Black Myth non è più un colpo di fortuna: è un universo. A Colonia, durante l’Opening Night Live di Gamescom, Game Science ha fatto partire l’applauso con un teaser che introduce Black Myth: Zhong Kui, secondo capitolo della saga dopo il fenomeno Wukong. Niente gameplay, niente data: solo atmosfera, promessa e un’estetica che picchia duro. Il protagonista? Zhong Kui, il leggendario “acchiappa demoni” del folklore cinese. Nel trailer lo vedi arrivare a cavallo di una tigre, scortato da due spiriti che portano una spada grande quanto l’ego di un boss finale. Il messaggio è chiarissimo: non è un contentino, è una nuova rotta. Lo studio - sostenuto da Tencent - ha confermato che il progetto è in fase iniziale, per questo il reveal si ferma alla CGI (acronimo di Computer Generated Imagery): zero spezzoni di gioco, zero release window. È il classico “state buoni” da parte di chi sa già come far salire l’hype e intanto si blinda il tempo per costruire.

Fun fact: il video è schizzato subito in alto anche in patria, raccogliendo oltre 9 milioni di visualizzazioni su Bilibili. Non male per un’anteprima che dura meno di due minuti e che, in pratica, dice: “Il prossimo eroe è un dio barbuto che pattuglia l’Inferno e la Terra, ci vediamo quando è pronto”. Presentazione sincronizzata con la platea europea di Gamescom: quando cerchi il colpo globale, lo lanci davanti a tutti. Sotto il post c’è la solita spaccatura da community: da una parte l’entusiasmo per l’espansione del franchise; dall’altra chi chiedeva DLC per Wukong. A quel punto è intervenuto il fondatore Feng Ji: “Il DLC sarebbe un’opzione, ma ora vogliamo creare un gioco nuovo - nuovi eroi, nuovo gameplay, nuove tecnologie, nuova storia”. Tradotto: niente toppa, si riparte da zero. Per capire perché la notizia pesa, basta ricordare il 2024: Black Myth: Wukong ha debuttato il 20 agosto e ha frantumato i record, salendo in cima alle classifiche di Steam e vendendo milioni di copie. È stato celebrato come il primo vero AAA cinese, un biglietto da visita culturale e industriale insieme. Quando alzi così l’asticella, il seguito diventa inevitabile: non per inerzia, ma perché hai aperto una porta e adesso devi vedere cosa c’è nella stanza accanto.
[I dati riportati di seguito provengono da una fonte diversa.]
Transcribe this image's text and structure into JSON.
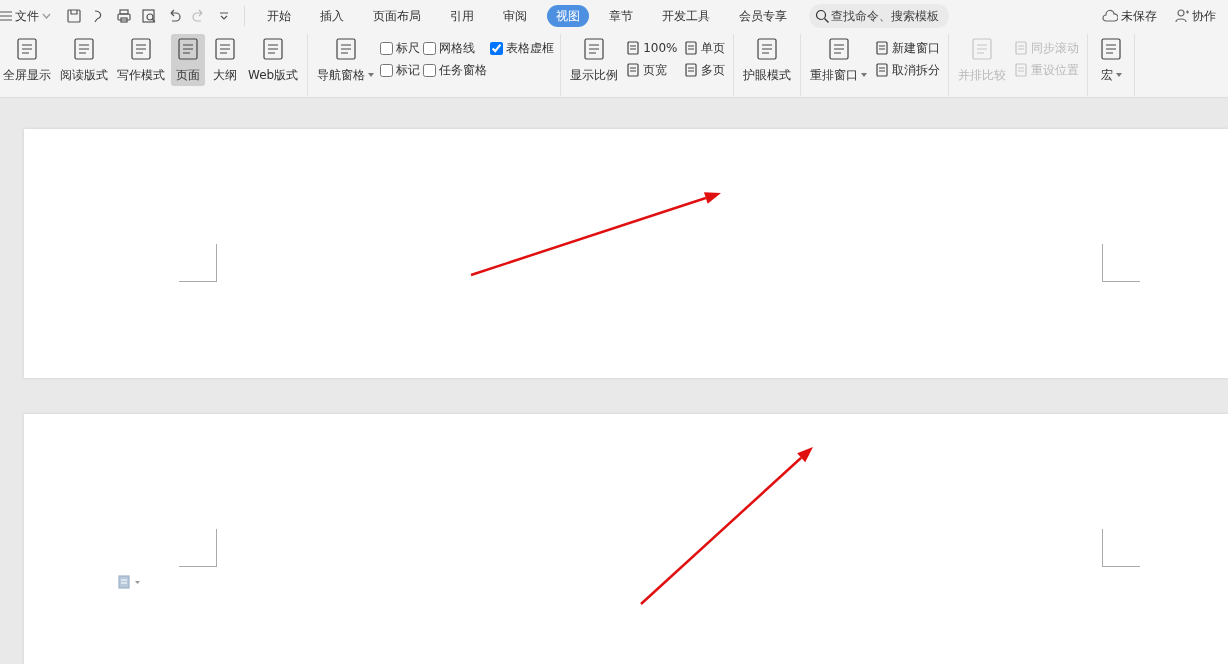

Insomma, Zhong Kui è il manifesto: Game Science non fa “more of the same”, prova a rifondare il suo mito su un altro mito. È l’upgrade di immaginario che ti aspetti da chi è passato da outsider a player globale. Manca tutto - data, piattaforme, meccaniche - ma c’è già la cosa più importante: la sensazione che il prossimo morso sarà ancora più grosso del precedente. E sì, la tigre ha fame.